Mümin Dilek: Bana göre aile şirketi olmak demek; emek, gayret, disiplin, çok fedakarlık ve başarı için ebeveynlerinizin sergilediği gayreti çok iyi anlamak, benimsemek ve o yolda arkalarından yürümektir.

“PROFESYONEL KADROLAR İLE ÇALIŞARAK KURUMSALLAŞMA SAĞLANABİLİR”

  • Kurumsallaşmanın bu kadar konuşulduğu bir yerde aile şirketi olmak, buna hep tezat gibi anlatıldı. Oysa Avrupa’da kurumsallaşmış aile şirketleri var. Sizce bu denge nerede yakalanabilir?

Yusuf Dilek: Bu denge ilk önce ciddi bir disiplin yapısı ile yakalanabilir. Kurumsallık disiplin demektir. Bu disiplini yönetecek profesyonel kadrolar ile çalışarak ve yeni personel yetiştirerek kurumsallaşma sağlanabilir. Yetkiyi vermek, verilen yetkinin yerinde ve doğru kullanıldığını görmek, doğru dengenin şirket içerisinde oluştuğunu görmemizi sağlıyor. Aile şirketiyken verilen kararların ve mercilerin doğru yönde yer değiştirdiğini görmek bu tezattı ortadan kaldırıyor.

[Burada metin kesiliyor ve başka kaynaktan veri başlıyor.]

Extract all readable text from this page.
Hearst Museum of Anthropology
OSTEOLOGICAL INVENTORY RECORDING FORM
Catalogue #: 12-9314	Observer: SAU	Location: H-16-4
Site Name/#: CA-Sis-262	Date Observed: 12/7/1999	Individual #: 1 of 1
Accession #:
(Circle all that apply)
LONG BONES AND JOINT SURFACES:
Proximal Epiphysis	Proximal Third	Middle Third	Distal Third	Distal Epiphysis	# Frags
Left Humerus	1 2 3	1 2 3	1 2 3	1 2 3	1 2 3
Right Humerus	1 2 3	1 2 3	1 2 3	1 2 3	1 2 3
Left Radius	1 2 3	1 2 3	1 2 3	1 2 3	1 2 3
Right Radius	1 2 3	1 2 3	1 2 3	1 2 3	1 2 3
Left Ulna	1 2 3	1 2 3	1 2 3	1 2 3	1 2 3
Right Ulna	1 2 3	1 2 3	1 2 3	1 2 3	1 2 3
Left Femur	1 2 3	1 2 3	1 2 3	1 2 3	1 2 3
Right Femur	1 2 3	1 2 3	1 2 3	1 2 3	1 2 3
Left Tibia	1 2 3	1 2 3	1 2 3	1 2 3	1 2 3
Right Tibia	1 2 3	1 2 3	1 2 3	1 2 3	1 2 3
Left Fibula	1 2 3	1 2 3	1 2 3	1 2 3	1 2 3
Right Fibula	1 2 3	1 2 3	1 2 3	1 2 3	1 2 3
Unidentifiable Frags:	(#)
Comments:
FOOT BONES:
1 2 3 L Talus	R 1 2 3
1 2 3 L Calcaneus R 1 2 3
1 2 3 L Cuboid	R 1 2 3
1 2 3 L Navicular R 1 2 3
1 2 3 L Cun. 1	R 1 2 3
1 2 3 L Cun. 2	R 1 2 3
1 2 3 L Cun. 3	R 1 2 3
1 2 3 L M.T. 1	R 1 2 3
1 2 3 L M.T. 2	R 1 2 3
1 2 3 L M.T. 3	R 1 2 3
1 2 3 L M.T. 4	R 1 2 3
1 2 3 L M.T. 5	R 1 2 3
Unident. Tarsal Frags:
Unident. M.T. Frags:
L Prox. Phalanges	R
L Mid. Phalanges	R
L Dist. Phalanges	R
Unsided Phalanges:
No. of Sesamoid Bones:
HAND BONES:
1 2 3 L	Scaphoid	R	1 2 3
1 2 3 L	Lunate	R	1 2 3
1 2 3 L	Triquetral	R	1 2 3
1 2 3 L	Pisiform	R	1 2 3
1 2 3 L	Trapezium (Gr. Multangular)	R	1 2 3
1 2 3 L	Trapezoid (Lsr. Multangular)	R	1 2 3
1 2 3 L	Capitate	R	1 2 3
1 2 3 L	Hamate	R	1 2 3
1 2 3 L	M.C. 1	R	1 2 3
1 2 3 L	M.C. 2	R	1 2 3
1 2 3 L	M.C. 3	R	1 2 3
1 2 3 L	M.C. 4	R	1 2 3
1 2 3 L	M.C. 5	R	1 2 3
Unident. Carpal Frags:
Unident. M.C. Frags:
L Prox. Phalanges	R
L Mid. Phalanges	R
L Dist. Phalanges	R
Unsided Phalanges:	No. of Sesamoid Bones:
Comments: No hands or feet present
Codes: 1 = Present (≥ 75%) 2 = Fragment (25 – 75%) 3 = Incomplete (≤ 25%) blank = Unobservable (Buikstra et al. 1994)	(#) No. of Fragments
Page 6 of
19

Mümin Dilek: Her KOBİ, kurumsal olmak, şeffaf bir yönetim ile çalışmak, hesap vermek ve soru sormak ister. Bu denge; kuşaklar arasındaki geçişin profesyonel personellerle çalışarak ve doğru yerde, doğru yetki kullandırılarak yakalanabilir. Avrupa’daki şirketlere baktığımızda da, belirttiğim şekilde geçişler yapılıyor ve büyük oranda başarı sağlanıyor.

 “HER KURUMSAL ŞİRKET AİLE OLMALIDIR”

  • Her aile şirketi kurumsallaşmalı mıdır?

Yusuf Dilek: Her kurumsal şirket aile olmalıdır. Yani kurumsallaşırken ailenin samimiyetini, merhametini, değerlerini koruyarak dönüşüm tamamlanmalıdır.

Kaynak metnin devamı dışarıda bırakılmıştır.